Pourquoi le sang protège de l’éruption ?
«Parce que le sang est semblable à la lave du Vésuve : on combat le même par le même». Prolongeant la réflexion de Salvatore D’Onofrio, le chercheur Youri Volokhine – professeur en histoire des religions à Genève – pousse l’idée initiale jusqu’au bout de sa logique. «Les pôles semblables s’annulent ou se repoussent. Voilà l’origine de nombreuses superstitions. On dit que le vin tourne lorsqu’une femme menstruée fait les vendanges : parce que le sang et le vin sont des équivalents. De même que le sang et le jaune de l’oeuf. Une femme qui saigne rate la mayonnaise, dit-on, parce que son sang entre en conflit avec le jaune d’oeuf. Voilà aussi l’origine de l’interdit posé sur la prêtrise des femmes chez les Chrétiens : une femme menstruée ne saurait toucher au sang du Christ sans en annuler le pouvoir…». Suivant la même logique du «même contre le même», sang et lave – étant de même nature – s’annulent. Pour empêcher la lave de couler, il faut donc que le sang du saint coule. C’est logique.

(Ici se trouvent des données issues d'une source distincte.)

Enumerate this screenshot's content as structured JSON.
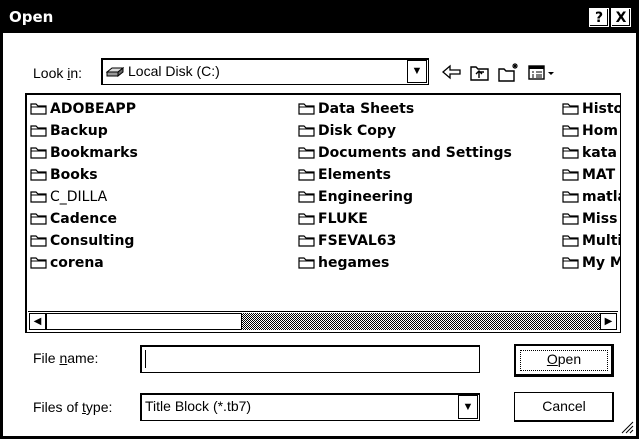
{
  "window": {
    "title": "Open",
    "help_button": "?",
    "close_button": "X"
  },
  "look_in": {
    "label_prefix": "Look ",
    "label_hotkey": "i",
    "label_suffix": "n:",
    "value": "Local Disk (C:)"
  },
  "toolbar": {
    "icons": [
      "back-icon",
      "up-folder-icon",
      "new-folder-icon",
      "view-menu-icon"
    ]
  },
  "files": {
    "columns": [
      [
        "ADOBEAPP",
        "Backup",
        "Bookmarks",
        "Books",
        "C_DILLA",
        "Cadence",
        "Consulting",
        "corena"
      ],
      [
        "Data Sheets",
        "Disk Copy",
        "Documents and Settings",
        "Elements",
        "Engineering",
        "FLUKE",
        "FSEVAL63",
        "hegames"
      ],
      [
        "Histo",
        "Hom",
        "kata",
        "MAT",
        "matla",
        "Miss",
        "Multi",
        "My M"
      ]
    ]
  },
  "file_name": {
    "label_prefix": "File ",
    "label_hotkey": "n",
    "label_suffix": "ame:",
    "value": ""
  },
  "file_type": {
    "label_prefix": "Files of ",
    "label_hotkey": "t",
    "label_suffix": "ype:",
    "value": "Title Block (*.tb7)"
  },
  "buttons": {
    "open_hotkey": "O",
    "open_rest": "pen",
    "cancel": "Cancel"
  }
}
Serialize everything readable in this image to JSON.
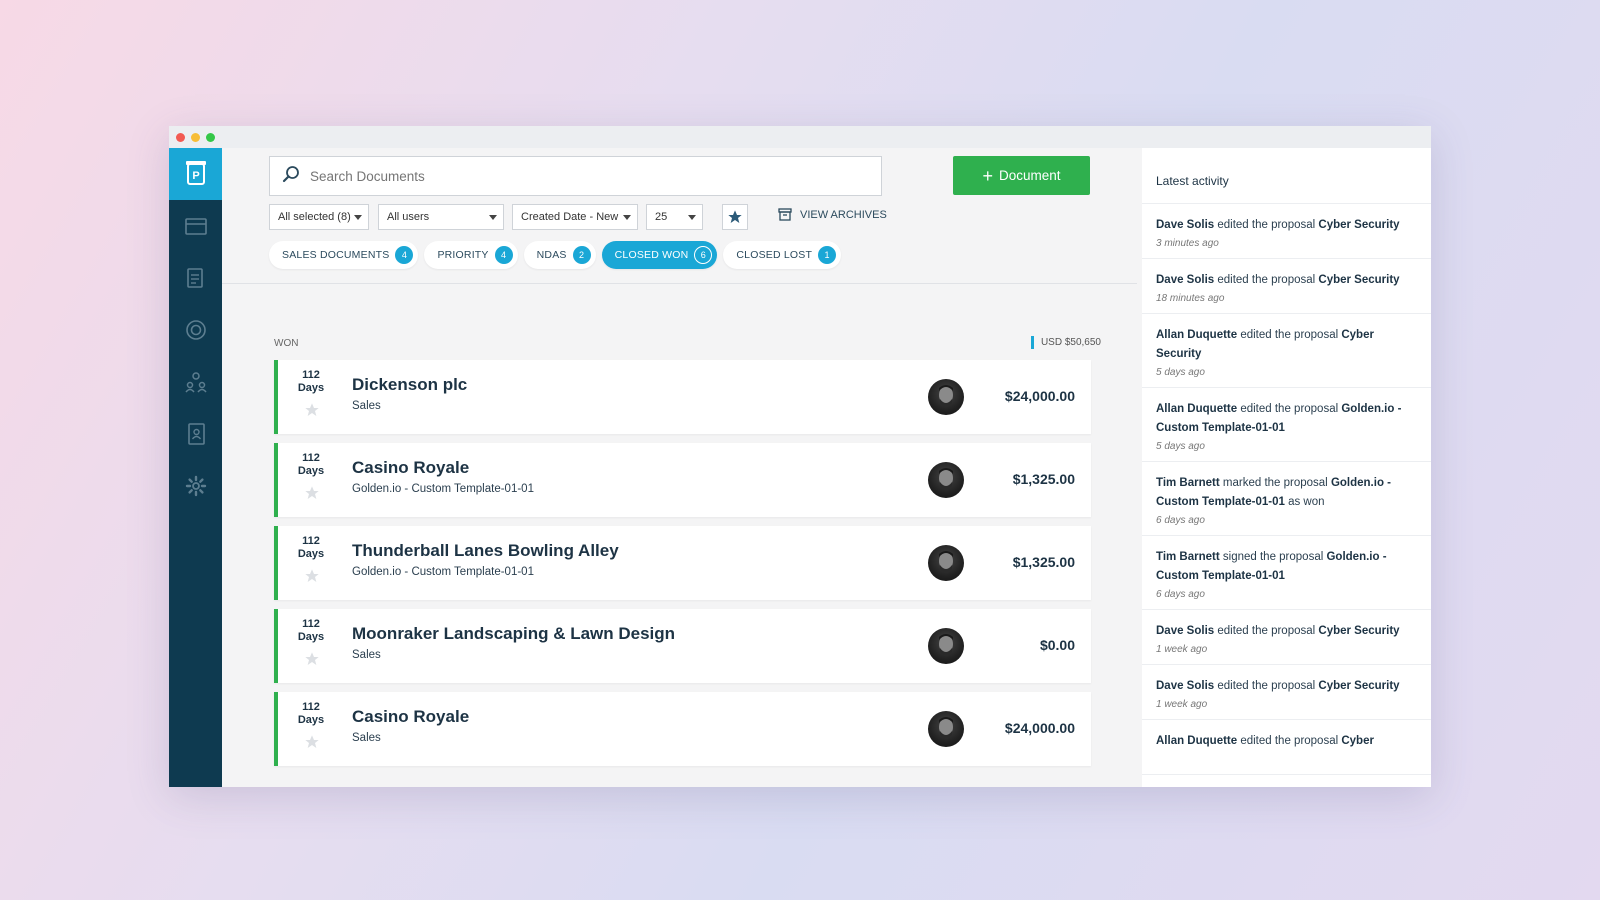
{
  "search": {
    "placeholder": "Search Documents"
  },
  "new_document": {
    "label": "Document"
  },
  "filters": {
    "status": "All selected (8)",
    "users": "All users",
    "sort": "Created Date - New",
    "per_page": "25"
  },
  "view_archives": "VIEW ARCHIVES",
  "tabs": [
    {
      "label": "SALES DOCUMENTS",
      "count": "4"
    },
    {
      "label": "PRIORITY",
      "count": "4"
    },
    {
      "label": "NDAS",
      "count": "2"
    },
    {
      "label": "CLOSED WON",
      "count": "6"
    },
    {
      "label": "CLOSED LOST",
      "count": "1"
    }
  ],
  "section": {
    "label": "WON",
    "total": "USD $50,650"
  },
  "rows": [
    {
      "days_num": "112",
      "days_unit": "Days",
      "title": "Dickenson plc",
      "subtitle": "Sales",
      "amount": "$24,000.00"
    },
    {
      "days_num": "112",
      "days_unit": "Days",
      "title": "Casino Royale",
      "subtitle": "Golden.io - Custom Template-01-01",
      "amount": "$1,325.00"
    },
    {
      "days_num": "112",
      "days_unit": "Days",
      "title": "Thunderball Lanes Bowling Alley",
      "subtitle": "Golden.io - Custom Template-01-01",
      "amount": "$1,325.00"
    },
    {
      "days_num": "112",
      "days_unit": "Days",
      "title": "Moonraker Landscaping & Lawn Design",
      "subtitle": "Sales",
      "amount": "$0.00"
    },
    {
      "days_num": "112",
      "days_unit": "Days",
      "title": "Casino Royale",
      "subtitle": "Sales",
      "amount": "$24,000.00"
    }
  ],
  "activity": {
    "title": "Latest activity",
    "items": [
      {
        "user": "Dave Solis",
        "action": " edited the proposal ",
        "target": "Cyber Security",
        "suffix": "",
        "time": "3 minutes ago"
      },
      {
        "user": "Dave Solis",
        "action": " edited the proposal ",
        "target": "Cyber Security",
        "suffix": "",
        "time": "18 minutes ago"
      },
      {
        "user": "Allan Duquette",
        "action": " edited the proposal ",
        "target": "Cyber Security",
        "suffix": "",
        "time": "5 days ago"
      },
      {
        "user": "Allan Duquette",
        "action": " edited the proposal ",
        "target": "Golden.io - Custom Template-01-01",
        "suffix": "",
        "time": "5 days ago"
      },
      {
        "user": "Tim Barnett",
        "action": " marked the proposal ",
        "target": "Golden.io - Custom Template-01-01",
        "suffix": " as won",
        "time": "6 days ago"
      },
      {
        "user": "Tim Barnett",
        "action": " signed the proposal ",
        "target": "Golden.io - Custom Template-01-01",
        "suffix": "",
        "time": "6 days ago"
      },
      {
        "user": "Dave Solis",
        "action": " edited the proposal ",
        "target": "Cyber Security",
        "suffix": "",
        "time": "1 week ago"
      },
      {
        "user": "Dave Solis",
        "action": " edited the proposal ",
        "target": "Cyber Security",
        "suffix": "",
        "time": "1 week ago"
      },
      {
        "user": "Allan Duquette",
        "action": " edited the proposal ",
        "target": "Cyber",
        "suffix": "",
        "time": ""
      }
    ]
  },
  "colors": {
    "accent": "#1aa7d6",
    "success": "#2fb04e",
    "sidebar": "#0e3a50"
  },
  "icons": [
    "logo-icon",
    "inbox-icon",
    "documents-icon",
    "target-icon",
    "contacts-icon",
    "address-book-icon",
    "gear-icon",
    "search-icon",
    "star-icon",
    "archive-icon"
  ]
}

Un mort peut-il sauver 700 000 vivants ?
La logique est celle d’une équivalence posée entre les humeurs. Celles de la terre et celles de l’humain ne font jamais que circuler suivant des règles finalement très simples : les contraires s’attirent et les semblables se repoussent. Pour repousser la menace d’une éruption, il faut brandir face au volcan les images d’un saint qui saigne et agiter ses reliques jusqu’à ce qu’elles se remplissent d’un liquide cramoisi. Il faut que la foule, en état de choc, halète face au spectacle de cette métamorphose qui tarde à venir… Il faut que l’attente dure, autant que le suspens, jusqu’à ce qu’explose la colère des vieilles femmes. Colère purificatrice, capable de déclencher ce que tous, alors, nomment un «miracle» : à tout prix, il faut y croire. La mise en scène n’est efficiente que si chacun y participe, en respectant la règle du premier degré. Un mort ne peut sauver les vivants que si les vivants se persuadent que leur désir peut faire fléchir un saint et leur volonté vaincre le Vésuve lui-même. Magie opérative du spectacle sanglant.
.
A LIRE : Les Fluides d’Aristote, de Salvatore D’Onofrio, éditions Les Belles Lettres, 2012.
CET ARTICLE est issu de notes prises dans le cadre du séminaire d’Histoire des religions de Youri Volokhine, séminaire intitulé «Les Poils et Le Sang» (Université de Genève, 2015-2016).
NOTES
(1) Le nom de Janvier n’a, semble-t-il, rien à voir avec les mois de l’année. La famille de Saint Janvier descend en droite ligne des Januari de Rome, dont la généalogie se perd dans la nuit des âges.
(1) Dès le XIIIe siècle, les images de dévotion se répandent à travers l’Europe. On les porte sur soi et on les place dans le foyer pour obtenir la protection spirituelle d’un Saint. («Les moyens de la protection privée», d’Edina Bozoky. Publié dans Cahiers de recherches médiévales, 2001).
(2) Le «miracle» a lieu trois fois par an en moyenne : le samedi précédant le premier dimanche de mai (date anniversaire du transfert de la dépouille du saint). Le 19 septembre (date anniversaire de son martyre en 305). Le 16 décembre (date anniversaire de l’éruption du Vésuve de 1631 qui fit 4 000 morts mais en épargnant la ville de Naples).